Fans who went to rocker Jack White’s concert at Jacob’s Pavilion in Cleveland Wednesday night were told to lock up their cell phones or leave them in the car. It’s a growing trend among artists who are fed up with people taking photos or video and not paying attention to their show.

Cleveland.com life and culture reporter Annie Nickoloff says White and others like The Lumineers, Childish Gambino and Chris Rock are using San Fancisco start-up, Yondr.

She says the artists want fans to be present in the moment without distractions.
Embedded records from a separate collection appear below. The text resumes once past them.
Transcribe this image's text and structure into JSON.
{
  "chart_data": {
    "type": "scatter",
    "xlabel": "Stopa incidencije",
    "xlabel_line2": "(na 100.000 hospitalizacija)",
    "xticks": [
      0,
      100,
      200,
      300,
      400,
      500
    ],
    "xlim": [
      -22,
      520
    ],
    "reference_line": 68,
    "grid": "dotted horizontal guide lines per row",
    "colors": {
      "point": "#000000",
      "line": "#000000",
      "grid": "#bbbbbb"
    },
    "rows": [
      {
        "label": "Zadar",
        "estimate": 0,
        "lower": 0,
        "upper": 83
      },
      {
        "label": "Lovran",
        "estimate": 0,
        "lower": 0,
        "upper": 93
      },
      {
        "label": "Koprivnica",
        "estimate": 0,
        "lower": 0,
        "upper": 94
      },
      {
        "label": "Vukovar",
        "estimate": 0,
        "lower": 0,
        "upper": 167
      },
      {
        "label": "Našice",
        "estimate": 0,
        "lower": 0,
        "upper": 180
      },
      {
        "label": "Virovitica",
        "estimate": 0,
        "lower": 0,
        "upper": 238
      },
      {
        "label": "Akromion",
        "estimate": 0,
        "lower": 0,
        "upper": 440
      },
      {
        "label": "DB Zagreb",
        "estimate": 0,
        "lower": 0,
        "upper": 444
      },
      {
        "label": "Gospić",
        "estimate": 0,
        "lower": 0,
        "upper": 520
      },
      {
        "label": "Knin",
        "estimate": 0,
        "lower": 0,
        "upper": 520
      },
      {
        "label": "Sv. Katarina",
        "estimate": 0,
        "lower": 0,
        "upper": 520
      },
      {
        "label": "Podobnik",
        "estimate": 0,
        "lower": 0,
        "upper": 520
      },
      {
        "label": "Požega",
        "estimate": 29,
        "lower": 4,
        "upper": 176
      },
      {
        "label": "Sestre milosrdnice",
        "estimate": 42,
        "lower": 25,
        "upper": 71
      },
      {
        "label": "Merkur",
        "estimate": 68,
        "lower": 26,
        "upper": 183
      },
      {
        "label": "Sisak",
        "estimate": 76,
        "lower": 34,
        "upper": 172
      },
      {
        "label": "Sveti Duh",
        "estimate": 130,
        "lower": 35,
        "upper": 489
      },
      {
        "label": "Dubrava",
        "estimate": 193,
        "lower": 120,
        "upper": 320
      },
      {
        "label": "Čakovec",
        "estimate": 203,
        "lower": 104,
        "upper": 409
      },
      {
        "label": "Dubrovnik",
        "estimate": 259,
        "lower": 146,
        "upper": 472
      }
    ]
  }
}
It's also about coypright.

"When you're taping [the music] and posting it on YouTube and potentially making money from it, that gets in the way of artists' rights."

Credit Yondr
Four-year-old San Francisco start-up Yondr has made it possible for artists to ban cell phones at their concerts

How it works
"When you get to the concert, you get a cloth pouch to put your phone in. It locks up and you cannot access your phone unless you go to an unlocking station elsewhere in the venue."

She says Yondr allows you to keep to your phone on you, so you can put it in vibrate mode and still receive notifications.  

Still, Nickoloff says she doesn't like the idea of having to leave the show to stay connected.

"I like to have my phone on me whenever I need it for an emergency. I think it's better for the artsist to encourage us in other ways. I'll put it away if they ask me to. It's not a big deal. But this seems a little too far."

Pros and cons
When Jack White annouced his no-cell phone policy, Nickoloff wrote an article on Cleveland.com, asking readers for feedback. 

Credit Annie Nickoloff
Annie Nickoloff is Cleveland.com's life and culture reporter

"The main theme was safety. Some people referenced instances of terrorism, like the Ariana Grande concert in Manchester, England." A suicide bomber killed 22 people at the end of Grande's concert in May 2017.

"If something like that were to happen, they would want access to their phones," Nickoloff says. 

However, some people liked the concept.

"They mentioned that they're annoyed when they go to shows and don't want to see hundreds of teenagers with their phones Snapchatting the entire show."   

Here to stay
While Nickoloff acknowledges it's a divisive issue, she thinks Yondr will become more common at concerts.

"I think it's definitely a trend that's catching on. You're going to see artists who feel strongly about this, starting to use this technology."

She also says Yondr is being used in other settings. Schools and courtrooms are also using the pouches as a way to keep cell phone-use at bay.